Friday, September 27th, 2013

'Forgotten Histories' documents Fort's past

By William Kincaid
Submitted Photo

Ball State University students interview Fort Recovery State Museum Director Nancy Knapke for their documentary, "Forgotten Histories: The Battles of Wabash and Fort Recovery."

FORT RECOVERY - Most people don't know about Fort Recovery, says Jack Hemmelgarn in the new documentary "Forgotten Histories: The Battles of Wabash and Fort Recovery."
"They come here, and they say, 'that can't be true because if it was that important, I would have heard about it,' " Hemmelgarn, a member of the of the Fort Recovery Historical Society, says. "But it's the most historical place nobody's ever heard of."
What Hemmelgarn is referring to is a series of cornerstone battles responsible for the westward expansion of the United States - the focus of the documentary produced by students at Ball State University, Muncie, Ind. The DVD is available at the Fort Recovery State Museum for a donation.
Spanning 26 minutes - a length required for submission to several film festivals - "Forgotten Histories" is a succinct, informative summation of the Battle of the Wabash in 1791, also known as St. Clair's Defeat, and the Battle of Fort Recovery in 1794.
The Battle of Wabash was very historic, museum director Nancy Knapke says.
"This was just a huge event, the greatest loss of the United States Army and the greatest victory of a native force over a white, invading force in the history of the world," she adds.
The documentary reveals the fledgling nation's encroachment on territories inhabited by Native Americans, resulting in the Northwest Indian War. The U.S. suffered its worst defeat under General Arthur St. Clair at the Battle of Wabash, but American forces - then commanded by General Anthony Wayne - triumphantly struck back against the coalition at the Battle of Fort Recovery.
"For a set of students to come in and kind of take that information and distill it down and make it an interesting story that has a little bit different slant on it, I think they did a really nice job," says Chris Keller, an archaeologist at Ball State University's Department of Anthropology.
Keller and university colleagues Dr.
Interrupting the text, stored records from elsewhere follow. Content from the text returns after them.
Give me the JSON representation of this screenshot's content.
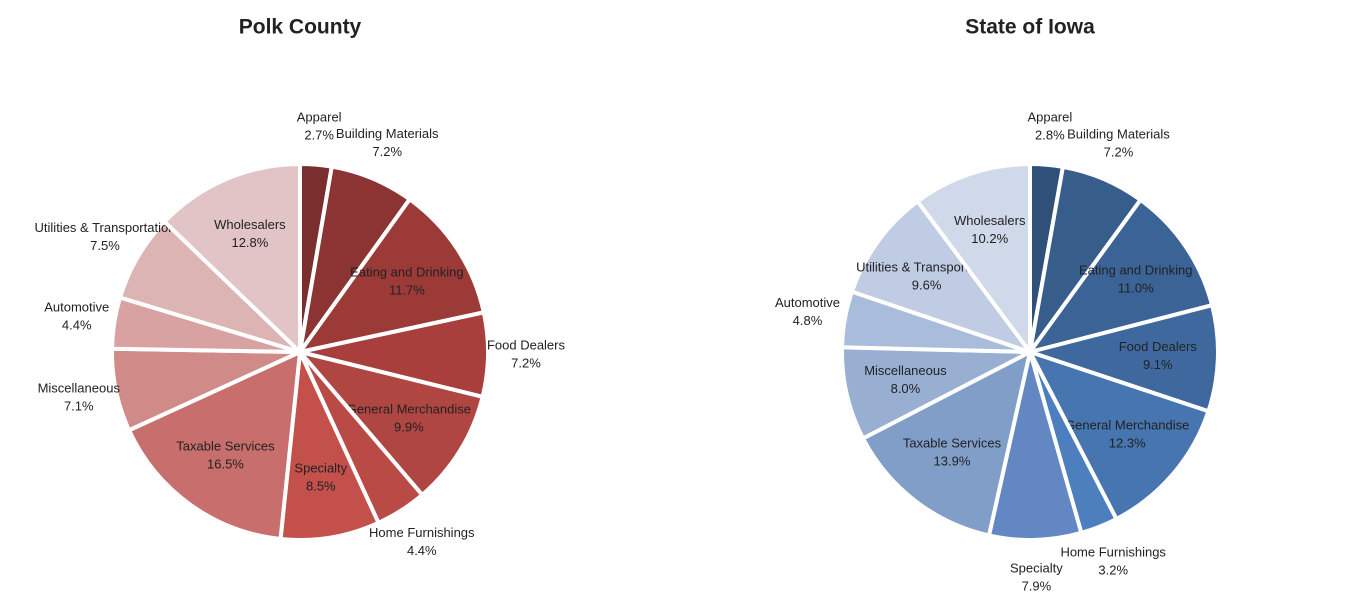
{
  "chart_data": [
    {
      "type": "pie",
      "title": "Polk County",
      "categories": [
        "Apparel",
        "Building Materials",
        "Eating and Drinking",
        "Food Dealers",
        "General Merchandise",
        "Home Furnishings",
        "Specialty",
        "Taxable Services",
        "Miscellaneous",
        "Automotive",
        "Utilities & Transportation",
        "Wholesalers"
      ],
      "values": [
        2.7,
        7.2,
        11.7,
        7.2,
        9.9,
        4.4,
        8.5,
        16.5,
        7.1,
        4.4,
        7.5,
        12.8
      ],
      "value_labels": [
        "2.7%",
        "7.2%",
        "11.7%",
        "7.2%",
        "9.9%",
        "4.4%",
        "8.5%",
        "16.5%",
        "7.1%",
        "4.4%",
        "7.5%",
        "12.8%"
      ],
      "colors": [
        "#7a2e2e",
        "#8c3333",
        "#9c3a38",
        "#a83f3c",
        "#b04642",
        "#b94a46",
        "#c4504c",
        "#c86e6c",
        "#d08a88",
        "#d8a2a2",
        "#ddb4b4",
        "#e2c4c6"
      ]
    },
    {
      "type": "pie",
      "title": "State of Iowa",
      "categories": [
        "Apparel",
        "Building Materials",
        "Eating and Drinking",
        "Food Dealers",
        "General Merchandise",
        "Home Furnishings",
        "Specialty",
        "Taxable Services",
        "Miscellaneous",
        "Automotive",
        "Utilities & Transportation",
        "Wholesalers"
      ],
      "values": [
        2.8,
        7.2,
        11.0,
        9.1,
        12.3,
        3.2,
        7.9,
        13.9,
        8.0,
        4.8,
        9.6,
        10.2
      ],
      "value_labels": [
        "2.8%",
        "7.2%",
        "11.0%",
        "9.1%",
        "12.3%",
        "3.2%",
        "7.9%",
        "13.9%",
        "8.0%",
        "4.8%",
        "9.6%",
        "10.2%"
      ],
      "colors": [
        "#2f5078",
        "#375d8a",
        "#3b6395",
        "#3f699e",
        "#4675af",
        "#4d7ebd",
        "#6287c2",
        "#819ec9",
        "#98afd2",
        "#aabcdb",
        "#bfcce3",
        "#d0d9ea"
      ]
    }
  ]
}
Mark Groover and Dr. Cailin Murray successfully applied for a $33,000 internal university grant to help produce the documentary and guided the students' efforts.
Employing a series of images, maps and stock footage of re-enactments - some mined from the local museum's archive - with multiple voice-over narrators and music, the film effectively tells the stories and creates suspense in under 30 minutes.
"We knew we wanted interviews interspersed with the telling of the history interspersed with whatever footage was here at the museum," Keller says, adding the students were disappointed they couldn't fit every interview into the documentary.
One of the goals of the project was to present a balanced perspective of the conflicts, which was achieved in part by adding the opinions of George Ironstrack, a member of the Miami Tribe of Oklahoma.
In the film, Ironstrack says some people would prefer to gloss over the defeat of St. Clair because it's the dirty underbelly of American history. But it's also the reality of how this country got to where it is today, he explains.
"It was an empire, and in many ways behaves like an empire today," he says. "If people don't like that, it's perhaps because they fail to deal with their past of being an empire. But if you don't acknowledge that you were an empire and you took territory by conquering it, then how can you acknowledge today ways in which your nation behaves in an imperial fashion?"
The biggest misunderstanding people have about the Native Americans is viewing them as living exclusively in the past and not interacting with or even realizing they exist today in a real sense, Ironstrack says.
"The Indians were misused by the white man, in my opinion," Bob Freemyer of the historical society states in the film.
Fellow historical society member Neil Diller says the government is very embarrassed by the defeat at Wabash.
"Otherwise this story would be a much bigger thing in history," he says, "So what do you do with the bad stuff you don't like? You just kind of don't say much about it."
The Ball State students, mostly junior and senior anthropology and history majors, logged 2,177 hours and learned video editing and interviewing skills while producing the film.
"It made me proud of both the history and our students," Keller says of the finished product.
The work was submitted to multiple film festivals, aired on PBS of Muncie and was shown at a Fort Recovery High School student assembly last spring in conjunction with the 100th anniversary celebration of the Fort Recovery Monument.
The collaboration between the university and the village of Fort Recovery is mutually beneficial, Keller said. Ball State's anthropology department was recently awarded two National Park Service American Battlefield Protection Program grants totaling $131,532 to continue archaeological research and preservation work in the village.
"Honestly, the students feel like kings and queens when they come over here," Keller says. "They love to come over here because everybody is very appreciative of what they're doing, and they feel special and they feel like what they're doing is important."